I felt – and still feel – somewhat guilty about my reaction to these guys. In my defense, I could tell by their photos that we probably wouldn’t have all that much in common. But it was then that I realized I was being a hypocrite, and I realized the reason why I don’t really like Match.com.

I don’t want guys to judge me based solely on my looks or rule me out because I described myself as ‘curvy’ (I’m sorry, but I could not bring myself to pick ‘big and beautiful’). However, I was totally judging guys on the way THEY looked. I might not have cared about their weight, but I would be lying if I wasn’t looking at their pictures to see if they were moderately attractive and/or taller than me. I truly am not that picky, and I have experienced first-hand how a guy who I never really thought was attractive became more and more so as I got to know him. However, the height thing is somewhat important to me. I am 5’7″, which isn’t ridiculously tall, but it’s above average for a woman. If I had a choice in the matter, I would end up with a guy who was at least 6′ tall. I wouldn’t rule out someone who was 5’8″ or 5’9″, but that’s just my preference.

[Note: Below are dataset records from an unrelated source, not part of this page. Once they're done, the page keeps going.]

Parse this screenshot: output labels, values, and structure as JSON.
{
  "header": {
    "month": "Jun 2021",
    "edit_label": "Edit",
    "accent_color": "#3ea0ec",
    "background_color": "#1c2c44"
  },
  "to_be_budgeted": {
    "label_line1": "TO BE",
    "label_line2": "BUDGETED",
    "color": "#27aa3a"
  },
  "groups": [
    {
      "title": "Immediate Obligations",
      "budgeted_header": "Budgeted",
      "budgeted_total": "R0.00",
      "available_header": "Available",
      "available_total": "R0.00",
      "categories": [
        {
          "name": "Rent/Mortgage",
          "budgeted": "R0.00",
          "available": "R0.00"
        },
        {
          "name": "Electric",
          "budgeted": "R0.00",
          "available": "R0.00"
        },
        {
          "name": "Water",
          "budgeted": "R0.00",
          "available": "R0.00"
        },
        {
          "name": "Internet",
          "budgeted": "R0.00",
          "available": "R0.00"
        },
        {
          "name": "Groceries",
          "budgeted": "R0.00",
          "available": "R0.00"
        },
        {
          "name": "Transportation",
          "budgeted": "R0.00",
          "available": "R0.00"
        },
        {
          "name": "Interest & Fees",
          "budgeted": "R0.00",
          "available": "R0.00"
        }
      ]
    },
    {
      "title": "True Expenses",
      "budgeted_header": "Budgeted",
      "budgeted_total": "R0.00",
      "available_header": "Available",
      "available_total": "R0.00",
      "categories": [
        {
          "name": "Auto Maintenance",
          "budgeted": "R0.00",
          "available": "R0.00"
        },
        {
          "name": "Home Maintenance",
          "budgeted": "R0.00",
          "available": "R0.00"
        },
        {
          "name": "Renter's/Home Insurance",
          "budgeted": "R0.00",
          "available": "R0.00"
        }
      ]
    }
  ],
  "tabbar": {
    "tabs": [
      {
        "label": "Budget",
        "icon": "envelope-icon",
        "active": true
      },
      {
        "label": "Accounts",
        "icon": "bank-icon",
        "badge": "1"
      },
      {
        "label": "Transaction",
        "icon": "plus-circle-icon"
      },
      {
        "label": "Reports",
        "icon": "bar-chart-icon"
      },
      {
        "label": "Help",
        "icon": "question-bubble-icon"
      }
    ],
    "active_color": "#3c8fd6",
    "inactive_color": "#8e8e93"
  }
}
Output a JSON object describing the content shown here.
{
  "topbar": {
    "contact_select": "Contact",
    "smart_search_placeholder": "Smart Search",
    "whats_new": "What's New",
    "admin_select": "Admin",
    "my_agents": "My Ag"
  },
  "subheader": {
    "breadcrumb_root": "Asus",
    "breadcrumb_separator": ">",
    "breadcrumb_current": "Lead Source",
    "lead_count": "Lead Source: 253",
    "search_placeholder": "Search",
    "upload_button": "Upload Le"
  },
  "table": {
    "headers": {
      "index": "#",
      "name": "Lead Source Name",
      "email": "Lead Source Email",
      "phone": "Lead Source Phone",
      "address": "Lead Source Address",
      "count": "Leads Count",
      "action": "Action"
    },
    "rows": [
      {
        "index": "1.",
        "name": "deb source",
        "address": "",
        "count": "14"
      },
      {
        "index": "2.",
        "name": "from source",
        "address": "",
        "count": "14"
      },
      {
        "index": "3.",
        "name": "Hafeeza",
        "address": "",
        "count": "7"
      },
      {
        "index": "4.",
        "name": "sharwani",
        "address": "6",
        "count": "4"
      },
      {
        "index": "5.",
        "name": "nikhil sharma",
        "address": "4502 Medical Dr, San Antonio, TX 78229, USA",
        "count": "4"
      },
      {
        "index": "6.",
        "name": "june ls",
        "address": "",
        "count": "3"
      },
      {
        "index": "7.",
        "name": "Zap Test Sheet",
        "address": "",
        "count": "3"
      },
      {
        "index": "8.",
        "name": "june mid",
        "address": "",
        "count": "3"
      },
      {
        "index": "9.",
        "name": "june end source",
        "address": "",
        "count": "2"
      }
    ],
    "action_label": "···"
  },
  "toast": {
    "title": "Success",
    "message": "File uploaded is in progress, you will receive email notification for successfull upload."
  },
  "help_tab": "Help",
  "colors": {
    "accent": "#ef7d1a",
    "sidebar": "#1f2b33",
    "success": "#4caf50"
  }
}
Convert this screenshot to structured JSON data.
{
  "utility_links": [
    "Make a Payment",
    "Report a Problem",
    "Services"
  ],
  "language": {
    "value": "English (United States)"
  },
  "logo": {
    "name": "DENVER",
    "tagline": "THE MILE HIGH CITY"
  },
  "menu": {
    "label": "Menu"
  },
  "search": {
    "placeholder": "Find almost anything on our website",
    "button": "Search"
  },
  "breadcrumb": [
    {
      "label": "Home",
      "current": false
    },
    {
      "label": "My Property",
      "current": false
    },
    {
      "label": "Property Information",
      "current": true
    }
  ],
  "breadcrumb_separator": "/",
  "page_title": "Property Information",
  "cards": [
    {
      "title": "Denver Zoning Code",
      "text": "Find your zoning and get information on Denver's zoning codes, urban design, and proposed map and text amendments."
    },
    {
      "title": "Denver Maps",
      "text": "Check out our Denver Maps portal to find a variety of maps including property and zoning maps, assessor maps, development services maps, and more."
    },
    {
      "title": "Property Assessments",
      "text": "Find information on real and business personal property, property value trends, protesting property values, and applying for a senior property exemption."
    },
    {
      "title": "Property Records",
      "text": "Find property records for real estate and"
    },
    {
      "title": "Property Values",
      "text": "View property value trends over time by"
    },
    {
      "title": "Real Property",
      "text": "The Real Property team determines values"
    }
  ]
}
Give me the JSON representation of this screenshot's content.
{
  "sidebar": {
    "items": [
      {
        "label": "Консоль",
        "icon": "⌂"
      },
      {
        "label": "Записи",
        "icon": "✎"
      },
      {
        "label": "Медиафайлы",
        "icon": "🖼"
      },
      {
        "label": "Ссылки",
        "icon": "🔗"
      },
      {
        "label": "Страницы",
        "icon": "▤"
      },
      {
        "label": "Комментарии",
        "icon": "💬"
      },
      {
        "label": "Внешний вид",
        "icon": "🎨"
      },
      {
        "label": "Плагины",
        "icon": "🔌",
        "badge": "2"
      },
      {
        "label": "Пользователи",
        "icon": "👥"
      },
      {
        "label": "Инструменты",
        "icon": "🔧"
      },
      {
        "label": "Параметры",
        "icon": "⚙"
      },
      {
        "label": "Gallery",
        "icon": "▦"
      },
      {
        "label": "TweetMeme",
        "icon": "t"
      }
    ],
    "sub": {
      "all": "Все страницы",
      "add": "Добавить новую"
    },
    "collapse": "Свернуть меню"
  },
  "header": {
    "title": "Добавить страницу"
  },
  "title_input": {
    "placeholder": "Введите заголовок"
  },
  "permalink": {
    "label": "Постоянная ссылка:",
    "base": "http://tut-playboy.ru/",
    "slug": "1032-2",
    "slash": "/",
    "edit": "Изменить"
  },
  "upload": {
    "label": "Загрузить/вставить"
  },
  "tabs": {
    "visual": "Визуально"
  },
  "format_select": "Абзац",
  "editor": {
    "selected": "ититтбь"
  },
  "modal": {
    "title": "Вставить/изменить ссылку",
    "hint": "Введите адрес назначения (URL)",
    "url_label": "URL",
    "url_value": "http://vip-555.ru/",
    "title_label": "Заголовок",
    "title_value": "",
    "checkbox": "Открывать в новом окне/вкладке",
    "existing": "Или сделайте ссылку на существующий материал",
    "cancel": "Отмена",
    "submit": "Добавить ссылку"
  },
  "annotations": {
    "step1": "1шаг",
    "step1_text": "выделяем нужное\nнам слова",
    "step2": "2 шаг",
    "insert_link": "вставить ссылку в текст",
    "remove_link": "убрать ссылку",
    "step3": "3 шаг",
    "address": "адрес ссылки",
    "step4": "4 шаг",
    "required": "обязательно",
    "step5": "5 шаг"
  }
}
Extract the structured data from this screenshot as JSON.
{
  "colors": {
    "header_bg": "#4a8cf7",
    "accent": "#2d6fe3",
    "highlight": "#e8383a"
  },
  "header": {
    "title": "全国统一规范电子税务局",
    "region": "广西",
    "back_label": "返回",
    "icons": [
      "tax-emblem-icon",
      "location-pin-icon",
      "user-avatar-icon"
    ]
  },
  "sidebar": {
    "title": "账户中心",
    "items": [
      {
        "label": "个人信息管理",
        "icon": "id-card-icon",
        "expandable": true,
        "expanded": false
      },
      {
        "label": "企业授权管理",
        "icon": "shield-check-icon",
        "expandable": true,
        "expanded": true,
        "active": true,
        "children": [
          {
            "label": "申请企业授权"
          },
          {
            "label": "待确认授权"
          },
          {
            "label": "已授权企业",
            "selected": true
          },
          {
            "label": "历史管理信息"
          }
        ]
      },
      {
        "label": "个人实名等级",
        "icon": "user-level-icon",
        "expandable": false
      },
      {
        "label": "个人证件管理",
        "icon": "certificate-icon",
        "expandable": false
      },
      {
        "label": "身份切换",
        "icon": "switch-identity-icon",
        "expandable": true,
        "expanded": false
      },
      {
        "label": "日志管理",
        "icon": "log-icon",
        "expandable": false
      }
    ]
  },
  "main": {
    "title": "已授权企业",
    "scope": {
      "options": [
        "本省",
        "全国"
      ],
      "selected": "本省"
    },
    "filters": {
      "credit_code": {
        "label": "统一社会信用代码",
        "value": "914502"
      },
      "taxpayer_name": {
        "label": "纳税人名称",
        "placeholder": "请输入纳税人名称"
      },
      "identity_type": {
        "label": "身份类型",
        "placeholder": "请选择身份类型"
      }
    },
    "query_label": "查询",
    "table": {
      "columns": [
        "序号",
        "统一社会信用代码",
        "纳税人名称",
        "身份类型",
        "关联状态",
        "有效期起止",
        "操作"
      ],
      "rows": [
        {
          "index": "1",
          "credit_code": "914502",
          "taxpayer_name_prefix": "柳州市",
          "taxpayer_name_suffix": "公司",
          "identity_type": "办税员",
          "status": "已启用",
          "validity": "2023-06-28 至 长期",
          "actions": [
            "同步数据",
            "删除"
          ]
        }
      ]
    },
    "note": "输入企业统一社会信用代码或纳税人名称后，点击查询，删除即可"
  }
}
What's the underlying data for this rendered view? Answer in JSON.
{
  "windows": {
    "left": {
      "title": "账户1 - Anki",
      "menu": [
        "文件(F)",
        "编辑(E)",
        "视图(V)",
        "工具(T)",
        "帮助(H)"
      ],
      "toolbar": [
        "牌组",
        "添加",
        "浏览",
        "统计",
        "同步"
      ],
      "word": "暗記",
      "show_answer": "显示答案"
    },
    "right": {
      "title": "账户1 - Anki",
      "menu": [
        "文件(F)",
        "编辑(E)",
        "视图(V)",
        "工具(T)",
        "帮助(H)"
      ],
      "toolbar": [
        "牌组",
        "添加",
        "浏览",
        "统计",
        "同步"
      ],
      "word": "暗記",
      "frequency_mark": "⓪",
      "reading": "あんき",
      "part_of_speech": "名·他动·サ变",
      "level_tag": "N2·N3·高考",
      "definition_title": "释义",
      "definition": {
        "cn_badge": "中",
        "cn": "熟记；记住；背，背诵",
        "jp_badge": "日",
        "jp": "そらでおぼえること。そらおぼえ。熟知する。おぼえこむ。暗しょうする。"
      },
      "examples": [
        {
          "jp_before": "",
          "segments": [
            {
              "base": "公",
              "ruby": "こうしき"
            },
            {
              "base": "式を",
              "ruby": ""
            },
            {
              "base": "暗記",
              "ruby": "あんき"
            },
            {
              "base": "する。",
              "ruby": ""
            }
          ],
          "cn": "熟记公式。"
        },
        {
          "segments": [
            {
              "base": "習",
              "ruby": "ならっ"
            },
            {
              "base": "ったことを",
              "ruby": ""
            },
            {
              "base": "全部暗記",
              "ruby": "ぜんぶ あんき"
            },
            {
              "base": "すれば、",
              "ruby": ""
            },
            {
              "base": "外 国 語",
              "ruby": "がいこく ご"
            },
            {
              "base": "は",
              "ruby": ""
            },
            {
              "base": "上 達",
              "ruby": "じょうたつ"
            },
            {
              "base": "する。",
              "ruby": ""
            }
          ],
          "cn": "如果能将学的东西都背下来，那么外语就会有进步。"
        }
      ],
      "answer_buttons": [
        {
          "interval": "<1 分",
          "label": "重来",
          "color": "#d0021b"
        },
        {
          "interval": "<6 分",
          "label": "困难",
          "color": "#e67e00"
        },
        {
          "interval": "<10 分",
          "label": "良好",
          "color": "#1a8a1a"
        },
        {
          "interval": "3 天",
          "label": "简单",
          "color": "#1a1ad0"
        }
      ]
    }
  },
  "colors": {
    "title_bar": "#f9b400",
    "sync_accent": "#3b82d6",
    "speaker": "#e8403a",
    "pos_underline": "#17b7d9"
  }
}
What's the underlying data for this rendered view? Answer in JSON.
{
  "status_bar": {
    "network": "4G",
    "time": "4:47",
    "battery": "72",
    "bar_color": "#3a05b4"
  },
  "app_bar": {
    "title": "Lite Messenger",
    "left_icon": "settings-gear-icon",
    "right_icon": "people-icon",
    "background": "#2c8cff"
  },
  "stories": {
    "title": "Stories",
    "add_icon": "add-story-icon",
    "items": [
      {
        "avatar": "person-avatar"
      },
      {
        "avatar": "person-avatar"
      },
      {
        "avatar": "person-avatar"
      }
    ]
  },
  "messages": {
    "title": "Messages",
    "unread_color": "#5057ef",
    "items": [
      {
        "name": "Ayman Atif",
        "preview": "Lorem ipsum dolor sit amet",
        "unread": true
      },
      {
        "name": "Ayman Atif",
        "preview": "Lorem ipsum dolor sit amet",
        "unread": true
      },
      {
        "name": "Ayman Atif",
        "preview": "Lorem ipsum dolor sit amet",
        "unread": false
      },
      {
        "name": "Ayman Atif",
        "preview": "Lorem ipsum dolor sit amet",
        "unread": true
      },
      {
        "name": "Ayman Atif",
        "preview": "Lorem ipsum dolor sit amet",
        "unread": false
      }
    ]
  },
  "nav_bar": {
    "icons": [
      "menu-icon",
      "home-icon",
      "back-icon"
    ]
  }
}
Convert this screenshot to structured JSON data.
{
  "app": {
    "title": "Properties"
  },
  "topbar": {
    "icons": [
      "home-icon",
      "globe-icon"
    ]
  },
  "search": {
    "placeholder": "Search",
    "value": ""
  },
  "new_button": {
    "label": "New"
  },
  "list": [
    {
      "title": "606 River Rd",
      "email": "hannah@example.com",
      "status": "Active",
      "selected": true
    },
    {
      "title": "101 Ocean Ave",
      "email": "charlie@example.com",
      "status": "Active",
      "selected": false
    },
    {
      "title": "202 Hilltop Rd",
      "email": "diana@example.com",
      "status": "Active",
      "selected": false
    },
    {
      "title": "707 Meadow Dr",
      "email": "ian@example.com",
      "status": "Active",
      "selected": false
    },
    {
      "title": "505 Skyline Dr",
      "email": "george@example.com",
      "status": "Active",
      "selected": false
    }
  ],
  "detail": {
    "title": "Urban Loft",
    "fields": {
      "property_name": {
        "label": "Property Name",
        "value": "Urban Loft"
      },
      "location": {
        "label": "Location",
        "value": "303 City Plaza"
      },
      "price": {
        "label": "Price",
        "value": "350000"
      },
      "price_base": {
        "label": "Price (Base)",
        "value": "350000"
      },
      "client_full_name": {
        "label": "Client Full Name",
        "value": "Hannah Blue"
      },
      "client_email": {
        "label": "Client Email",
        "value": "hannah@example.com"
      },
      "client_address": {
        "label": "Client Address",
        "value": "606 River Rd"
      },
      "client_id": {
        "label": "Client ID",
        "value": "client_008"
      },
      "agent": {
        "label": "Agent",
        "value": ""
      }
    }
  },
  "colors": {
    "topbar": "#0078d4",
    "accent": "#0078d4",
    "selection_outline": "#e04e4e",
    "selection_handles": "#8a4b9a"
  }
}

My own hypocrisy bothered me so much that, this morning, I deleted my Match profile.

I would be lying if the fact that so many people looked at my profile and yet only 2 people indicated any kind of response didn’t play a part. It felt like rejection. And, in all honesty, at this point I probably would have been too nervous to actually meet anyone in real life, so what was the point anyway?

I realized that I still have a lot more work to do before I am ready to try online dating again.  And when I do try it again, it’s going to be through eHarmony. I’ve had a little bit more luck with it in the past and feel like it avoids some of the initial judgment based on looks alone that you have with Match.

Of course, I would MUCH rather meet someone in “real life” instead. Maybe that will happen as I begin to feel better about myself and allow myself to get out more often. I need to not worry about it so much. What will be, will be.

Tomorrow is weigh in! I feel pretty good about it. I am hoping for 3 pounds. At the very least I should hit my 5% loss of 18 pounds, which will be an achievement.